Il semble y avoir deux camps aux Etats-Unis : les pros et les anti miliciens de l’Oregon. Dans un premier temps, les médias ont évité de stigmatiser les hommes armés, mais ils ont finalement été rappelés à l’ordre par les internautes, qui ont fait remarquer que la prudence était moins grande quand les «terroristes» étaient Afro-américains ou musulmans.

Dans l’opinion publique, deux camps s’affrontent sur la cause défendue par les frères Bundy. Certains Républicains les voient comme des «héros», prenant fait et cause pour eux et dénonçant l’emprise de l’Etat fédéral. D’autres, dont certains grands médias, évoquent désormais des «terroristes» pour parler des frères Bundy. Toutefois, ces derniers jours, soutiens et opposants s'accordent pour demander la fin de cette action.

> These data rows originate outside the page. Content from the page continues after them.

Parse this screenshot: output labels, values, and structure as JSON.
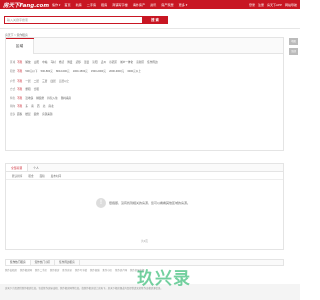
{
  "topnav": {
    "logo": "房天下Fang.com",
    "city": "焦作 ▾",
    "links": [
      "首页",
      "新房",
      "二手房",
      "租房",
      "商铺写字楼",
      "海外房产",
      "资讯",
      "房产家居",
      "更多 ▾"
    ],
    "right": [
      "登录",
      "注册",
      "房天下APP",
      "网站导航"
    ]
  },
  "search": {
    "placeholder": "输入关键字搜索",
    "button": "搜 索"
  },
  "breadcrumb": "房天下 > 焦作租房",
  "filter": {
    "tab": "区域",
    "rows": [
      {
        "label": "区域",
        "options": [
          "不限",
          "解放",
          "山阳",
          "中站",
          "马村",
          "修武",
          "博爱",
          "武陟",
          "温县",
          "沁阳",
          "孟州",
          "示范区",
          "城乡一体化",
          "高新区",
          "焦作周边"
        ]
      },
      {
        "label": "租金",
        "options": [
          "不限",
          "500元以下",
          "500-800元",
          "800-1000元",
          "1000-1500元",
          "1500-2000元",
          "2000-3000元",
          "3000元以上"
        ]
      },
      {
        "label": "户型",
        "options": [
          "不限",
          "一居",
          "二居",
          "三居",
          "四居",
          "五居以上"
        ]
      },
      {
        "label": "方式",
        "options": [
          "不限",
          "整租",
          "合租"
        ]
      },
      {
        "label": "特色",
        "options": [
          "不限",
          "近地铁",
          "精装修",
          "拎包入住",
          "随时看房"
        ]
      },
      {
        "label": "朝向",
        "options": [
          "不限",
          "东",
          "南",
          "西",
          "北",
          "南北"
        ]
      },
      {
        "label": "更多",
        "options": [
          "面积",
          "楼层",
          "装修",
          "房源来源"
        ]
      }
    ],
    "side_buttons": [
      "地图",
      "顶部"
    ]
  },
  "results": {
    "tabs": [
      "全部房源",
      "个人"
    ],
    "sort": [
      "默认排序",
      "租金",
      "面积",
      "发布时间"
    ],
    "empty_text": "很抱歉，没有找到相关的房源，您可以看看其他区域的房源。",
    "pager": "共0页"
  },
  "bottom": {
    "tabs": [
      "焦作热门租房",
      "焦作热门小区",
      "焦作周边租房"
    ],
    "links": [
      "焦作出租房",
      "焦作租房网",
      "焦作二手房",
      "焦作新房",
      "焦作房价",
      "焦作写字楼",
      "焦作商铺",
      "焦作小区",
      "焦作房产网",
      "焦作房屋出租"
    ]
  },
  "footer": {
    "text": "房天下为您提供焦作租房信息，包括焦作房屋出租、焦作租房网等信息，找焦作租房就上房天下。房天下租房频道为您提供真实的焦作出租房源信息。"
  },
  "watermark": "玖兴录",
  "colors": {
    "brand": "#c81623",
    "watermark": "#00aa50"
  }
}
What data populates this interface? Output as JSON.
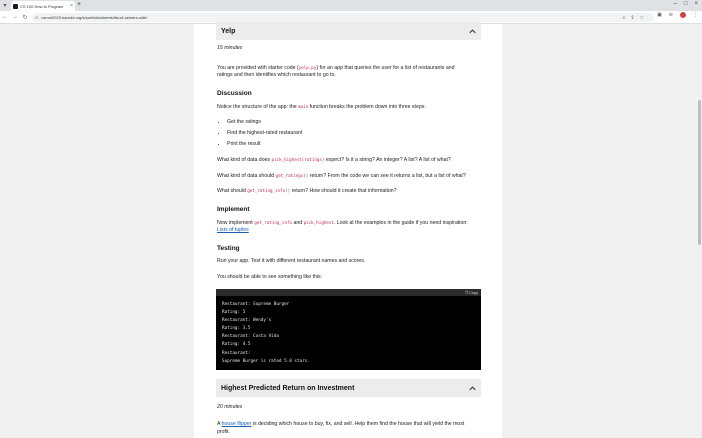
{
  "browser": {
    "tab_title": "CS 100 How to Program",
    "url": "csmm2023.harrold.org/s/portfolio/sheets/list-of-seiners-with/",
    "colors": {
      "accent": "#1a5fb4",
      "code_red": "#c7254e"
    }
  },
  "yelp": {
    "title": "Yelp",
    "time": "15 minutes",
    "intro_a": "You are provided with starter code (",
    "intro_code": "yelp.py",
    "intro_b": ") for an app that queries the user for a list of restaurants and",
    "intro_line2": "ratings and then identifies which restaurant to go to.",
    "discussion_heading": "Discussion",
    "discussion_a": "Notice the structure of the app: the ",
    "discussion_code": "main",
    "discussion_b": " function breaks the problem down into three steps:",
    "steps": [
      "Get the ratings",
      "Find the highest-rated restaurant",
      "Print the result"
    ],
    "q1_a": "What kind of data does ",
    "q1_code": "pick_highest(ratings)",
    "q1_b": " expect? Is it a string? An integer? A list? A list of what?",
    "q2_a": "What kind of data should ",
    "q2_code": "get_ratings()",
    "q2_b": " return? From the code we can see it returns a list, but a list of what?",
    "q3_a": "What should ",
    "q3_code": "get_rating_info()",
    "q3_b": " return? How should it create that information?",
    "implement_heading": "Implement",
    "impl_a": "Now implement ",
    "impl_code1": "get_rating_info",
    "impl_b": " and ",
    "impl_code2": "pick_highest",
    "impl_c": ". Look at the examples in the guide if you need inspiration:",
    "impl_link": "Lists of tuples",
    "testing_heading": "Testing",
    "test_line1": "Run your app. Test it with different restaurant names and scores.",
    "test_line2": "You should be able to see something like this:",
    "copy_label": "Copy",
    "code_lines": [
      "Restaurant: Supreme Burger",
      "Rating: 5",
      "Restaurant: Wendy's",
      "Rating: 3.5",
      "Restaurant: Costa Vida",
      "Rating: 4.5",
      "Restaurant:",
      "Supreme Burger is rated 5.0 stars."
    ]
  },
  "next": {
    "title": "Highest Predicted Return on Investment",
    "time": "20 minutes",
    "line_a": "A ",
    "line_link": "house flipper",
    "line_b": " is deciding which house to buy, fix, and sell. Help them find the house that will yield the most",
    "line2": "profit."
  }
}
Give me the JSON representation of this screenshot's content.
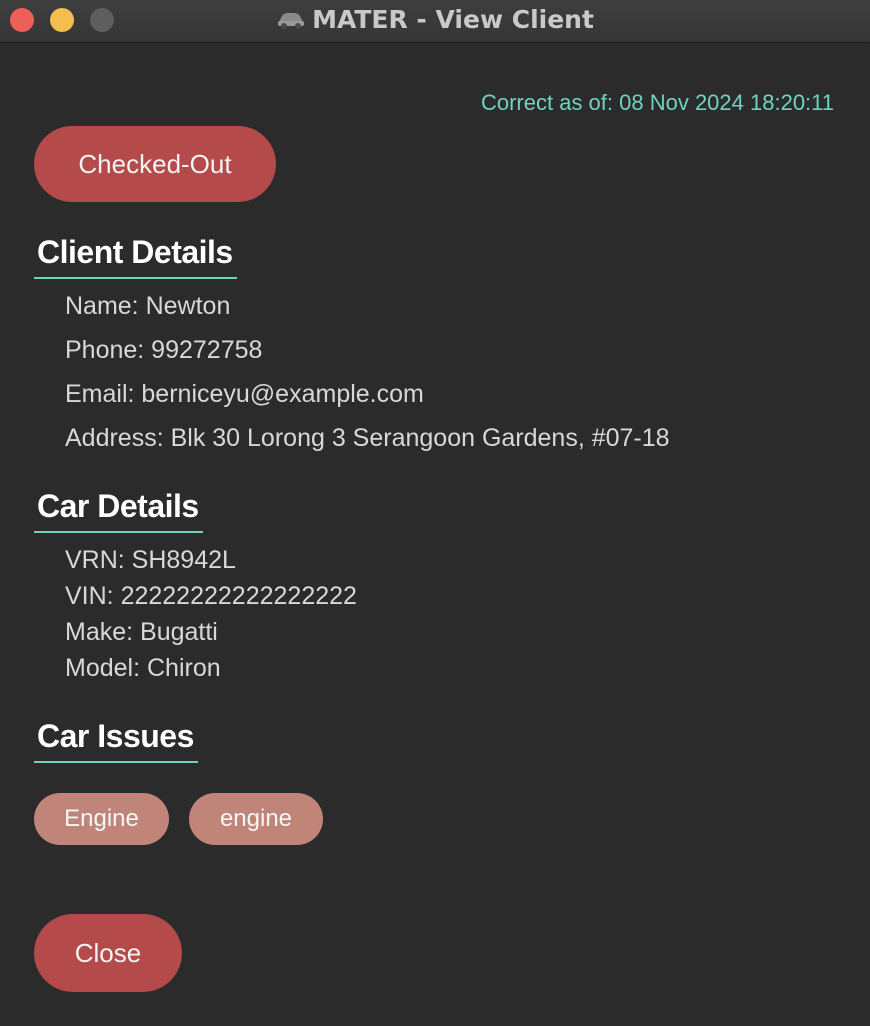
{
  "window": {
    "title": "MATER - View Client",
    "app_icon": "car-icon"
  },
  "timestamp": "Correct as of: 08 Nov 2024 18:20:11",
  "status_button": "Checked-Out",
  "client_details": {
    "heading": "Client Details",
    "name": "Name: Newton",
    "phone": "Phone: 99272758",
    "email": "Email: berniceyu@example.com",
    "address": "Address: Blk 30 Lorong 3 Serangoon Gardens, #07-18"
  },
  "car_details": {
    "heading": "Car Details",
    "vrn": "VRN: SH8942L",
    "vin": "VIN: 22222222222222222",
    "make": "Make: Bugatti",
    "model": "Model: Chiron"
  },
  "car_issues": {
    "heading": "Car Issues",
    "tags": [
      "Engine",
      "engine"
    ]
  },
  "close_button": "Close",
  "colors": {
    "background": "#2b2b2b",
    "accent": "#6fd3be",
    "button": "#b44a4a",
    "tag": "#c08478"
  }
}
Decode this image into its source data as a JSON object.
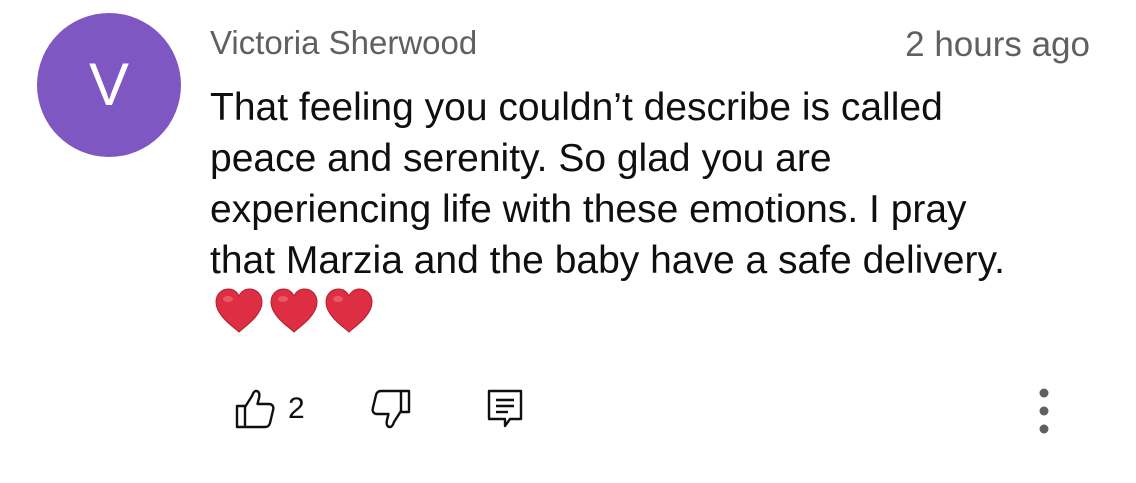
{
  "comment": {
    "avatar_letter": "V",
    "avatar_color": "#7e57c2",
    "author": "Victoria Sherwood",
    "timestamp": "2 hours ago",
    "text": "That feeling you couldn’t describe is called\npeace and serenity. So glad you are\nexperiencing life with these emotions. I pray\nthat Marzia and the baby have a safe delivery.",
    "emoji": [
      "red-heart",
      "red-heart",
      "red-heart"
    ]
  },
  "actions": {
    "like_icon": "thumbs-up-icon",
    "like_count": "2",
    "dislike_icon": "thumbs-down-icon",
    "reply_icon": "reply-icon",
    "menu_icon": "more-vertical-icon"
  }
}
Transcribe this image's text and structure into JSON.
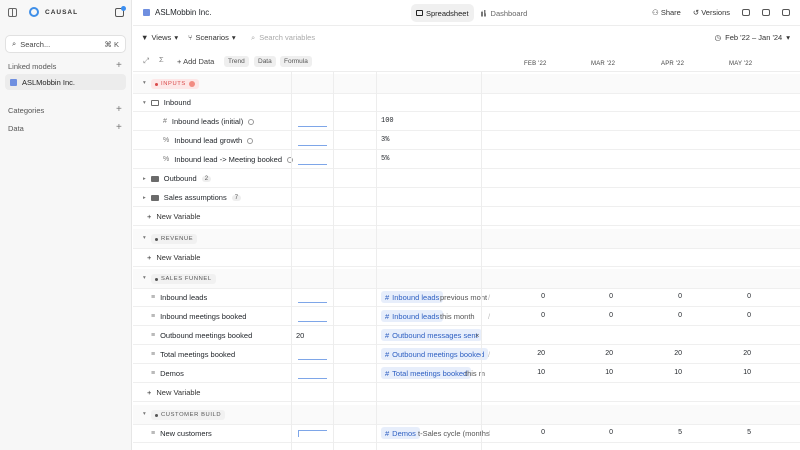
{
  "brand": "CAUSAL",
  "sidebar": {
    "search_placeholder": "Search...",
    "search_shortcut": "⌘ K",
    "linked_models_title": "Linked models",
    "linked_model": "ASLMobbin Inc.",
    "categories_title": "Categories",
    "data_title": "Data"
  },
  "topbar": {
    "model_name": "ASLMobbin Inc.",
    "tabs": [
      "Spreadsheet",
      "Dashboard"
    ],
    "share": "Share",
    "versions": "Versions"
  },
  "toolbar": {
    "views": "Views",
    "scenarios": "Scenarios",
    "search_placeholder": "Search variables",
    "date_range": "Feb '22 – Jan '24"
  },
  "columns": {
    "add_data": "Add Data",
    "pills": [
      "Trend",
      "Data",
      "Formula"
    ],
    "months": [
      "FEB '22",
      "MAR '22",
      "APR '22",
      "MAY '22"
    ]
  },
  "sections": {
    "inputs": "INPUTS",
    "revenue": "REVENUE",
    "sales_funnel": "SALES FUNNEL",
    "customer_build": "CUSTOMER BUILD"
  },
  "inputs": {
    "inbound_group": "Inbound",
    "rows": [
      {
        "name": "Inbound leads (initial)",
        "value": "100"
      },
      {
        "name": "Inbound lead growth",
        "value": "3%"
      },
      {
        "name": "Inbound lead -> Meeting booked",
        "value": "5%"
      }
    ],
    "outbound": "Outbound",
    "outbound_count": "2",
    "sales_assumptions": "Sales assumptions",
    "sales_count": "7"
  },
  "new_variable": "New Variable",
  "funnel_rows": [
    {
      "name": "Inbound leads",
      "tag": "Inbound leads",
      "after": "previous mont",
      "values": [
        "0",
        "0",
        "0",
        "0"
      ]
    },
    {
      "name": "Inbound meetings booked",
      "tag": "Inbound leads",
      "after": "this month",
      "values": [
        "0",
        "0",
        "0",
        "0"
      ]
    },
    {
      "name": "Outbound meetings booked",
      "value": "20",
      "tag": "Outbound messages sent",
      "after": "×",
      "values": []
    },
    {
      "name": "Total meetings booked",
      "tag": "Outbound meetings booked",
      "after": "",
      "values": [
        "20",
        "20",
        "20",
        "20"
      ]
    },
    {
      "name": "Demos",
      "tag": "Total meetings booked",
      "after": "this m",
      "values": [
        "10",
        "10",
        "10",
        "10"
      ]
    }
  ],
  "customer_rows": [
    {
      "name": "New customers",
      "tag": "Demos",
      "after": "t-Sales cycle (months",
      "values": [
        "0",
        "0",
        "5",
        "5"
      ]
    }
  ],
  "colors": {
    "accent": "#3b8ef0",
    "tag_bg": "#e7eefb",
    "tag_text": "#2d5fc2",
    "warn": "#d94a4a"
  }
}
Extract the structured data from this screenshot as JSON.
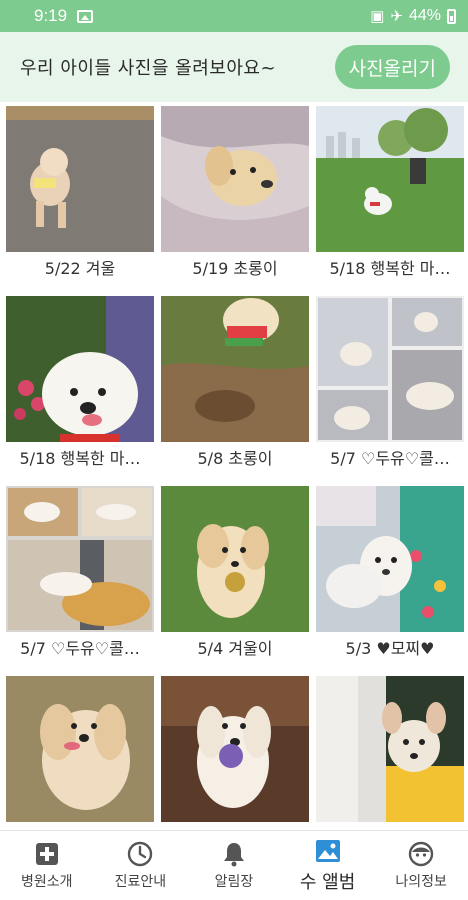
{
  "status_bar": {
    "time": "9:19",
    "battery": "44%"
  },
  "header": {
    "message": "우리 아이들 사진을 올려보아요~",
    "upload_button": "사진올리기"
  },
  "album": [
    {
      "caption": "5/22 겨울"
    },
    {
      "caption": "5/19 초롱이"
    },
    {
      "caption": "5/18 행복한 마…"
    },
    {
      "caption": "5/18 행복한 마…"
    },
    {
      "caption": "5/8 초롱이"
    },
    {
      "caption": "5/7 ♡두유♡콜…"
    },
    {
      "caption": "5/7 ♡두유♡콜…"
    },
    {
      "caption": "5/4 겨울이"
    },
    {
      "caption": "5/3 ♥모찌♥"
    },
    {
      "caption": ""
    },
    {
      "caption": ""
    },
    {
      "caption": ""
    }
  ],
  "bottom_nav": [
    {
      "label": "병원소개",
      "icon": "hospital-plus-icon"
    },
    {
      "label": "진료안내",
      "icon": "clock-icon"
    },
    {
      "label": "알림장",
      "icon": "bell-icon"
    },
    {
      "label": "앨범",
      "icon": "image-icon",
      "prefix": "수",
      "active": true
    },
    {
      "label": "나의정보",
      "icon": "face-icon"
    }
  ],
  "colors": {
    "accent": "#7ecb8f",
    "header_bg": "#e8f5eb"
  }
}
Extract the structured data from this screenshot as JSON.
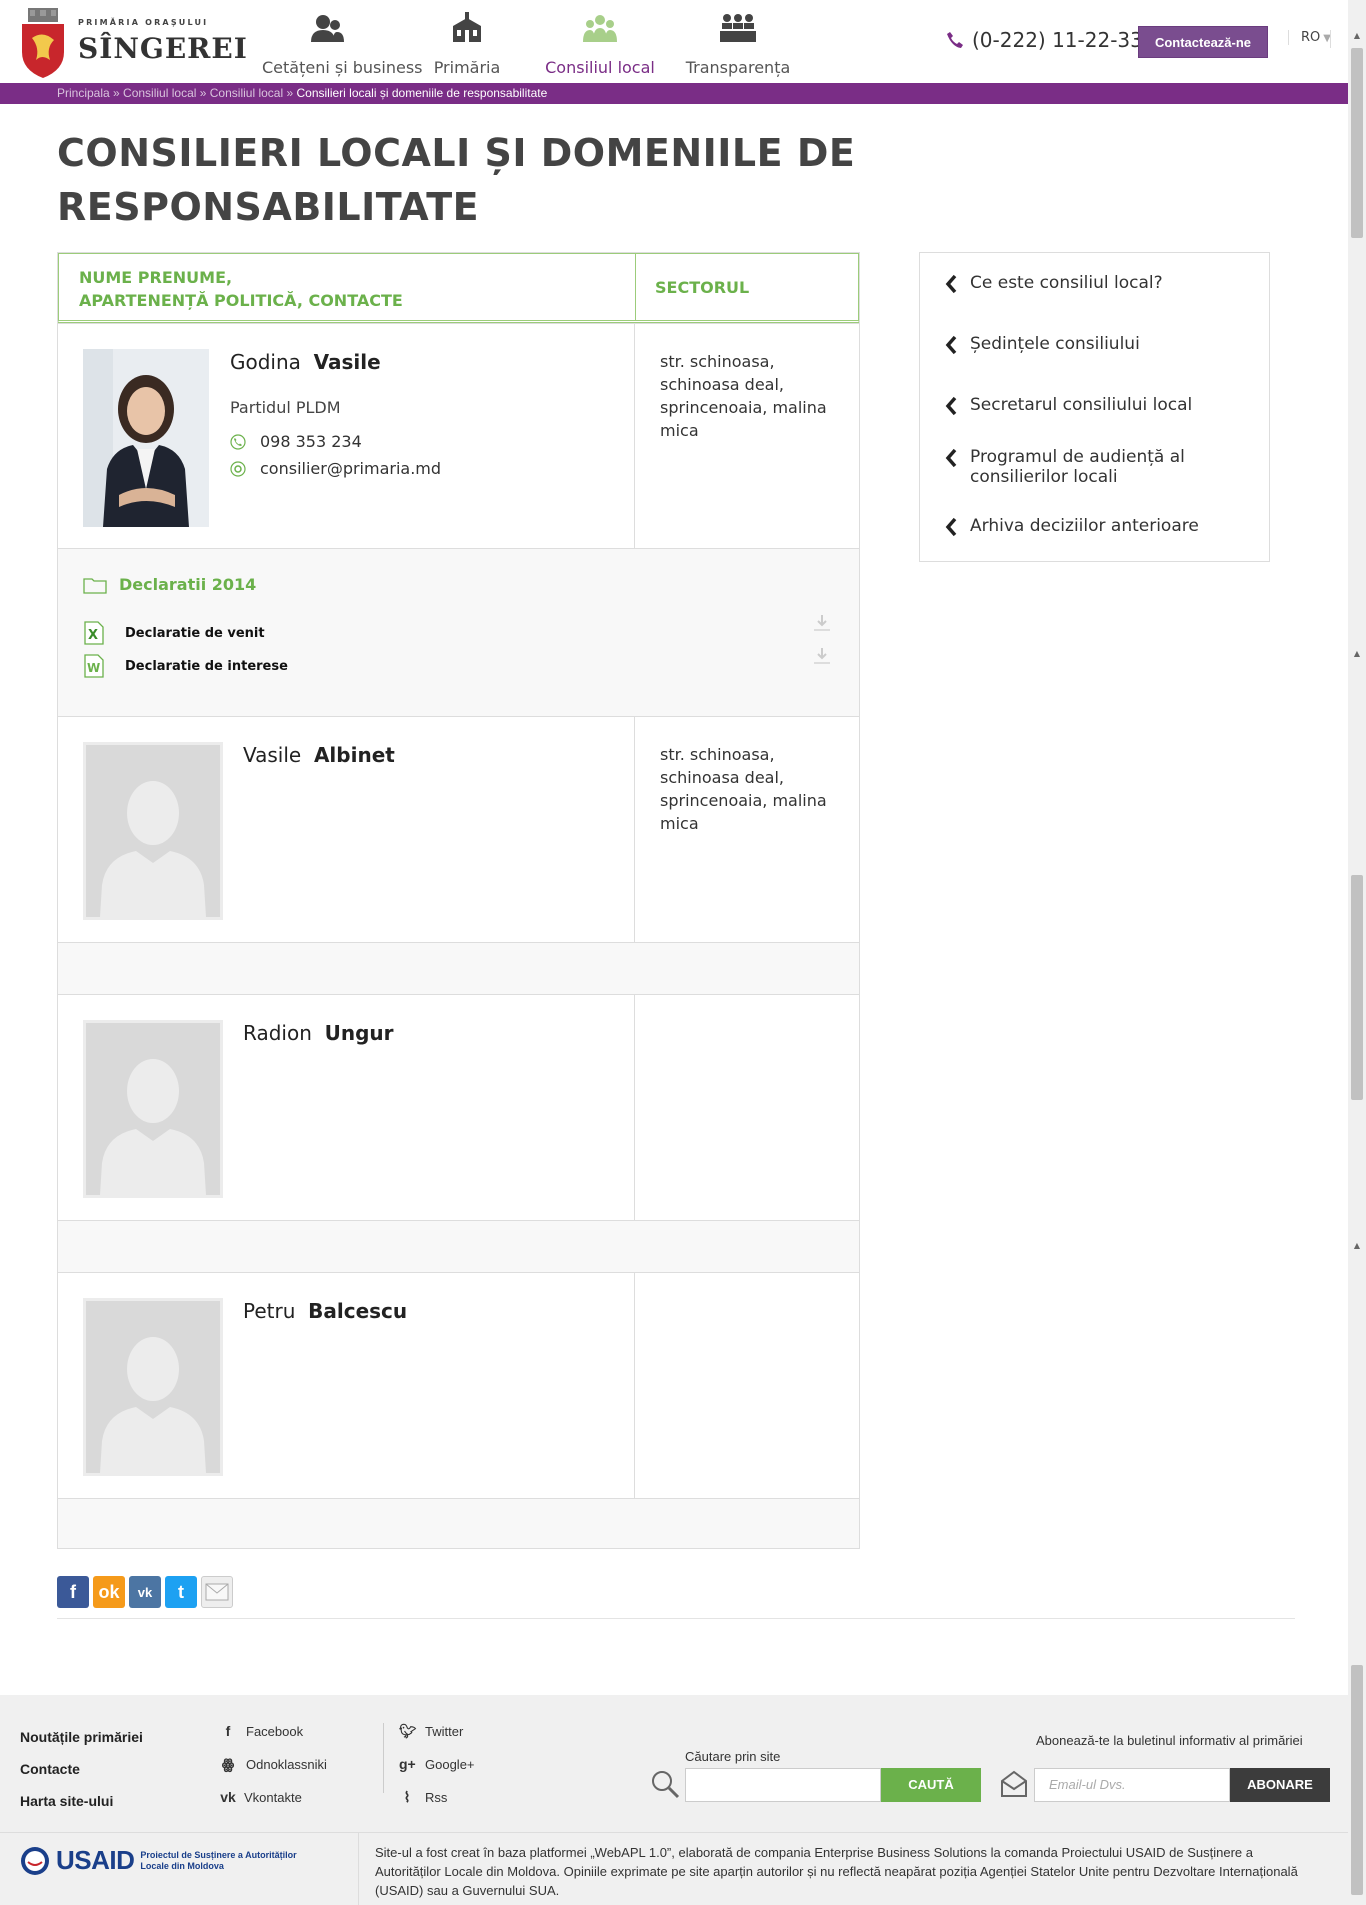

Comment la situation peut-elle se terminer ?

Deux solutions se dessinent. Soit les miliciens quittent le parc national, soit les forces de l’ordre donnent l’assaut. Pour le moment, le FBI semble décidé à faire durer les choses et n’entend pas faire usage de la force, de peur de vivre un nouveau Waco – une fusillade au bilan terrible de 86 morts entre le FBI et une communauté religieuse armée, en 1993.  La police affirme donc vouloir «résoudre pacifiquement la situation».

De l’autre côté, Ammon Bundy a tout d’abord affirmé être prêt à «rester des années en Oregon», se disant même «prêt à tuer et à être tué pour défendre son combat contre l’Etat». Une position qui semblait légèrement varier ces dernier jours, Ammon Bundy expliquant qu’il «y a un temps pour rentrer chez soi» même si «nous ne pensons pas que ce moment est arrivé».

Toutefois, les forces des miliciens s’amenuisent et ils ne seraient plus, selon les autorités américaines, qu’une dizaine. Ammon Bundy a même affirmé le 10 janvier, que le recours à la violence était «la dernière chose souhaitée».